Recently, there has been a lot of news about the text-based chatbot called ChatGPT. The tool has taken the world by storm, and its servers are having trouble keeping up with the demand. The service had over a million users register a week after launching in late November 2022. Over the next few months, that number will grow significantly. ChatGPT has already sparked fascinating discussions amongst Atla members speculating about its impact on students. If you are wondering what ChatGPT is, let’s dig deeper.
ChatGPT, which stands for Generative Pre-trained Transformer, is a large language model chatbot. The service was launched by an artificial intelligence (AI) research and deployment company called OpenAI. The capped-profit company aims to build safe and beneficial artificial general intelligence tools. Along with ChatGPT, OpenAI is the creator of DALL·E, an AI system that creates images and art, only needing a natural language description as the input. OpenAI continues to work on various projects, some commercial and others free. ChatGPT is currently in a free preview.
Over the years, AI systems were typically trained in specific tasks, such as a question-and-answer AI (IBM’s Watson), AI-powered devices, and conversational AI (Amazon’s Alexa). These systems perform specific tasks well but fall short when they stray from what they were programmed to do. OpenAI attempts to push the boundaries of AI, not focusing on one area but building systems with artificial general intelligence (AGI). This type of AI allows for greater flexibility in how the system responds.
GPT History
Open AI’s first natural language processor, GPT, was released in 2018. GPT was primarily trained on the BookCorpus dataset, which consists of around 7000 works by unpublished authors. The following year, OpenAI released GPT-2. In addition to the data used in GPT-1, GPT-2 was trained on an OpenAI dataset called WebText. The content in WebText was retrieved by scraping data from web pages and their outbound links with an emphasis on quality and was approximately ten times the size of the BookCorpus data. The trend continued with GPT-3 utilizing five datasets — Wikipedia, Common Crawl, Books1, Books2, and WebText2. These datasets account for about 45TB of text, which is equal to hundreds of billions of words. That finally brings us to GPT-3.5, also known as ChatGPT. ChatGPT is a less powerful variation of GPT-3 that specializes in natural-sounding conversation responses.
If you want to learn more about the models these systems were based on, see Improving Language Understanding by Generative Pre-Training, Language Models are Unsupervised Multitask Learners, and Language Models are Few-Shot Learners.
Landscape
Microsoft saw OpenAI’s potential a few years ago and invested one billion dollars in the company. In the last few weeks, Microsoft announced it would increase its investment to ten billion. Microsoft plans to bring ChatGPT functionality to its Bing search engine platform and other applications. This prospective partnership has the existing search engine giant, Google, very concerned, and Google is investing billions into its own AGI platform to compete.
Both Microsoft and Google are actively deploying AI already. Have you noticed AI trying to finish your sentence as you write an email? Over the last twenty-plus years, AI has been slowly integrated into our lives, and AGI is just another step forward. Smaller players can also build on these platforms, bringing new capabilities to existing products and services.
Practicality
Generally speaking, the use of ChatGPT is entertaining. My daughter and I experimented with it by requesting the creation of stories and poems using a few random topics. She felt the tool’s responses were sometimes strange and unexpected and other times silly, fun, and creative. When asking ChatGPT simple questions, it does a pretty good job of answering. Unlike a search engine that provides 20,000 websites that may answer the question, ChatGPT gives a single response. That is the joy and drawback of the system; right or wrong, it confidently gives you an answer, sometimes providing a spectacularly wrong answer.

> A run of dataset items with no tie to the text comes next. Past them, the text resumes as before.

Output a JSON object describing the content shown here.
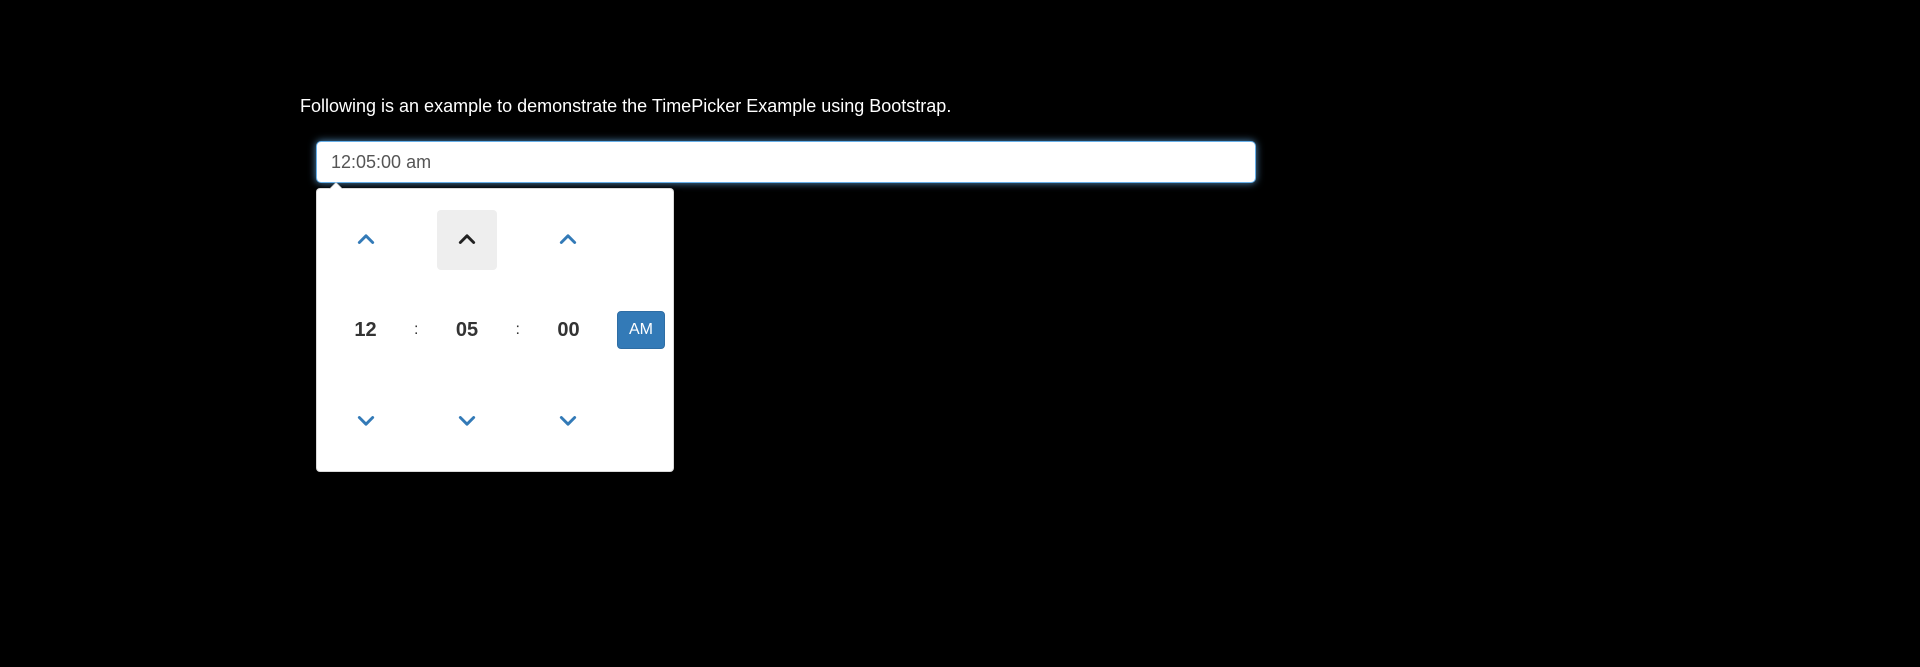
{
  "description": "Following is an example to demonstrate the TimePicker Example using Bootstrap.",
  "input": {
    "value": "12:05:00 am"
  },
  "picker": {
    "hour": "12",
    "minute": "05",
    "second": "00",
    "meridian": "AM",
    "separator": ":"
  }
}
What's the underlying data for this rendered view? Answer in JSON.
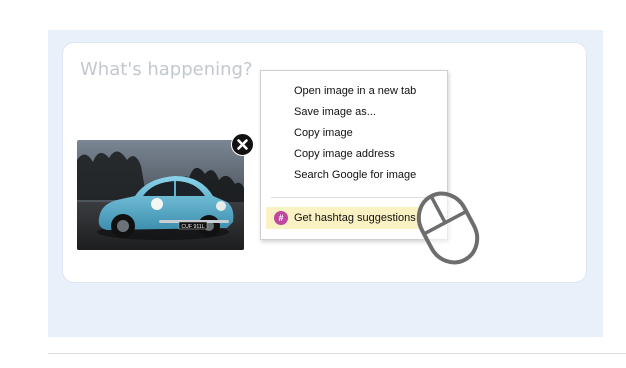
{
  "composer": {
    "placeholder": "What's happening?"
  },
  "image": {
    "plate_text": "CUF 911L"
  },
  "context_menu": {
    "items": [
      {
        "label": "Open image in a new tab"
      },
      {
        "label": "Save image as..."
      },
      {
        "label": "Copy image"
      },
      {
        "label": "Copy image address"
      },
      {
        "label": "Search Google for image"
      }
    ],
    "extension_item": {
      "label": "Get hashtag suggestions",
      "icon": "hashtag-icon",
      "icon_glyph": "#",
      "highlight_color": "#fbf2c4",
      "icon_color": "#c0479f"
    }
  },
  "colors": {
    "panel_background": "#e8f0fa",
    "car_body": "#5fb3cf"
  }
}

The AI can be helpful with administrative tasks; for instance, it has the ability to write emails with a few simple directions. When a student needs to write a report, the AI tool will attempt to take care of grammar, general research, and repetitive tasks, allowing the individual to focus on the advanced research required to make the document shine. This ease of use has many in the education field concerned.
Future
In this new AGI world, what does it mean for higher education? The overarching bans on ChatGPT at a few institutions appear to be excessive. However, the concerns about students using ChatGPT for assignments are valid. Fortunately, OpenAI and others have released tools that allow you to detect the probability of AI output. Some faculty are embracing ChatGPT by using it to generate ideas, quiz questions, lesson plans, and handling frequently asked questions.
Students have a massive amount of information at their fingertips. Even with these powerful tools, what has not changed is true learners still need to seek and synthesize information. Answers to questions in the humanities are typically nuanced. This is where AI starts to break down, and librarians must be ready to step in. There will be more tools like ChatGPT, so it’s essential to understand its application and look for ways to leverage AI to support students, scholars, and staff. If you haven’t already, I encourage you to talk with colleagues to learn how they use ChatGPT. Their responses may surprise you.